The European Banking Authority (EBA) said the test covered 70 banks, 20 more than in 2021 with 57 from the euro zone whose test was overseen by the European Central Bank, representing about 75% of banking assets in the EU.

The outcome shone a spotlight on several German lenders in particular, who ended the test with modest capital cushions.

Of the 14 German banks tested, 8 were below the EU average for CET1 and leverage ratio, while 6 were above. Those that were above were primarily subsidiaries of U.S. banking giants, like Goldman and JPMorgan, or financing arms of companies like Volkswagen Bank.

La Banque Postale of France, whose capital was nearly totally wiped out in the adverse scenario, said the test did not reflect a change to a new accounting rule which would moderate the impact of market shocks.

The EBA did not name the three banks that fell short.

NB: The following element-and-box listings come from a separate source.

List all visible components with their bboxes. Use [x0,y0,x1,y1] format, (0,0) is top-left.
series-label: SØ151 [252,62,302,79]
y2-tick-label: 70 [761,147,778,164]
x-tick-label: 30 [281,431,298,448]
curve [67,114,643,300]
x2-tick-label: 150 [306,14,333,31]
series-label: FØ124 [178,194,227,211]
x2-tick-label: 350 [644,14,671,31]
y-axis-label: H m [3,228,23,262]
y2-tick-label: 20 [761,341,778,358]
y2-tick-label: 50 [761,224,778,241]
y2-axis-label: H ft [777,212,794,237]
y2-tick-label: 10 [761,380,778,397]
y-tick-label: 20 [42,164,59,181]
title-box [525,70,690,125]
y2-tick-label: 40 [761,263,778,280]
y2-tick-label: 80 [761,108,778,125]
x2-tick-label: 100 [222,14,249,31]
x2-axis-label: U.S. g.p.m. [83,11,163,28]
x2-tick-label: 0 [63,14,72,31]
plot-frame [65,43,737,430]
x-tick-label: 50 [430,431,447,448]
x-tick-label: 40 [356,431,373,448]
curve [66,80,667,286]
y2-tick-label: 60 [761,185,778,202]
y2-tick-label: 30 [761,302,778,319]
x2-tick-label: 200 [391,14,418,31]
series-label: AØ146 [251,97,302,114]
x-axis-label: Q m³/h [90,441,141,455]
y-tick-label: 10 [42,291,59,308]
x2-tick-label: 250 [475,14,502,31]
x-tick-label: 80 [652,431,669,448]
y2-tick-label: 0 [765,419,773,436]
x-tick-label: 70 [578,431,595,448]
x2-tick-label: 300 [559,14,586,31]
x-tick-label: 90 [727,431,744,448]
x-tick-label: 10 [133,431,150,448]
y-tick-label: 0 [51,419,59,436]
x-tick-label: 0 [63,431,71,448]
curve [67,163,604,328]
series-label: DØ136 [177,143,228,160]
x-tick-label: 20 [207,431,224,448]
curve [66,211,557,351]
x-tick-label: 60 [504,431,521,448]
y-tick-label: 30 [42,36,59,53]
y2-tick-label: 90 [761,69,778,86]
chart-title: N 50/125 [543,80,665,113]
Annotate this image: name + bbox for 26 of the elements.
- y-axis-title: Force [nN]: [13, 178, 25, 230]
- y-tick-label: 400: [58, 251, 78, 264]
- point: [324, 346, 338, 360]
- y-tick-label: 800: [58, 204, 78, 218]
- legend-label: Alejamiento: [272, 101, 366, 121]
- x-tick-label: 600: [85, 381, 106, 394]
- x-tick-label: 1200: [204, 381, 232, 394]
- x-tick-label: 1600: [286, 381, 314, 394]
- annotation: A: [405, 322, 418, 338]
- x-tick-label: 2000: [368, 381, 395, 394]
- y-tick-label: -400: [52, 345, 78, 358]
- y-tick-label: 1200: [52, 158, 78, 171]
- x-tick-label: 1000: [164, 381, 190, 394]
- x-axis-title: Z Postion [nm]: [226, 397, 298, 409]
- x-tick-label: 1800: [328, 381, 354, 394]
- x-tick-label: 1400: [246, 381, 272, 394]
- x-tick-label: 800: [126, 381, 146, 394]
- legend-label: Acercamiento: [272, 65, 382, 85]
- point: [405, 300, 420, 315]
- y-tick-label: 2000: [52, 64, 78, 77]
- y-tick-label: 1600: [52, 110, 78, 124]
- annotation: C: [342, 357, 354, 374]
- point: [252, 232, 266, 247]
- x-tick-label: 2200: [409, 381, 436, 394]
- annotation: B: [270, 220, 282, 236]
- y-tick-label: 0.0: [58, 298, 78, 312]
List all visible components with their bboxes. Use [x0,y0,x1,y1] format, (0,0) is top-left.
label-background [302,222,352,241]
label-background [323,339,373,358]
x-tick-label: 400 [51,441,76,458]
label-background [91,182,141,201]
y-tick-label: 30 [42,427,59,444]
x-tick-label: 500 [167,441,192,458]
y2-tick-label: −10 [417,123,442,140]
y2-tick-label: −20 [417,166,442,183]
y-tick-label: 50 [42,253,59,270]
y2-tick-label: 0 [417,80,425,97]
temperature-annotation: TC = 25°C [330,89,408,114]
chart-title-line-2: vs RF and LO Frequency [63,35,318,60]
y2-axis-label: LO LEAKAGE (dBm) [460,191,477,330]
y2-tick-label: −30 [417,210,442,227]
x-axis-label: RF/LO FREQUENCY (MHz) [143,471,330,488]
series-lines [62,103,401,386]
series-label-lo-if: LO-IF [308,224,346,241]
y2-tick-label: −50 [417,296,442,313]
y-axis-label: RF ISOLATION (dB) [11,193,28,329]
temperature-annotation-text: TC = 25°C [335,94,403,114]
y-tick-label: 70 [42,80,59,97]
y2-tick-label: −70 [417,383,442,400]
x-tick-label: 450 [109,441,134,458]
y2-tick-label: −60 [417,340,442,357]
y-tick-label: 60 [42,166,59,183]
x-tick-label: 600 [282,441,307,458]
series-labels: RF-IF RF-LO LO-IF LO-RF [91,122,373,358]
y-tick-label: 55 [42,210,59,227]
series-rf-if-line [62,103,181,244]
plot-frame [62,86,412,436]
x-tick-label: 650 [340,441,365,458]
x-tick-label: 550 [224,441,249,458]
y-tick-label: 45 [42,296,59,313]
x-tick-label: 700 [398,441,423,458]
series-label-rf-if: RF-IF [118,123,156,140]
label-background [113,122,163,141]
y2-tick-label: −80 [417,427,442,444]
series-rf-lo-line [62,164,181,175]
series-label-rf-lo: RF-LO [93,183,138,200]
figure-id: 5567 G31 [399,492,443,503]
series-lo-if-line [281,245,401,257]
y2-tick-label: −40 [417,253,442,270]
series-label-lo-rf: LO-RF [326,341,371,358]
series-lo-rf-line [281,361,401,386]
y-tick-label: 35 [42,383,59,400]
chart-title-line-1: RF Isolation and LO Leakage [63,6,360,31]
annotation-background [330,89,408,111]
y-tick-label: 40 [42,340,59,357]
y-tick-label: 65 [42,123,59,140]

In what the watchdog described as its toughest test yet, it examined the impact of a three-year scenario to 2025 of credit, market and operational risk losses on a bank’s mandatory core capital buffer. It included economic growth slumping by a cumulative 6%, and big falls in property prices.

Banks began the test against theoretical shocks with an average buffer of 15% of their risk weighted assets, and totted up losses of 496 billion euros during the test, depleting capital buffers by 459 basis points to an average of 10.4% by the end of the test’s third year.

This was a smaller reduction than last time round, partly due to better profitability, the impact of regulatory reforms since the global financial crisis, and better quality of assets at the start of the test, the EBA said.

The European Banking Federation, an industry body, said the results reaffirmed the resilience of the EU banking sector.

Although there is no pass or fail mark, banking supervisors, use the results to assess if banks need to hold extra capital in addition to their mandatory core buffer, known as total SREP capital requirement or TSCR.

“Under the adverse scenario, all banks except three meet the TSCR,” the EBA said.

It said four banks did not meet their mandatory leverage ratio requirement, a broader measure of capital to total assets.

The watchdog said that in year three of the test, 37 banks fell below capital levels that trigger curbs on payouts.

Deutsche Kreditwirtschaft, an umbrella association representing the German financial industry, said the results proved that German banks were “resilient” but it criticized the ECB’s approach.

“The results of many European banks were worsened by markups applied by the ECB in later steps of the process and the stress-related capital losses were significantly increased,” it said. “This approach jeopardizes the confidence of market participants.”

An ad-hoc analysis of banks’ holdings of bonds against a backdrop of rapidly rising interest rates showed that unrealised losses totalled 73 billion euros in February, but this could more than triple if the bloc’s economy suffered severe stress.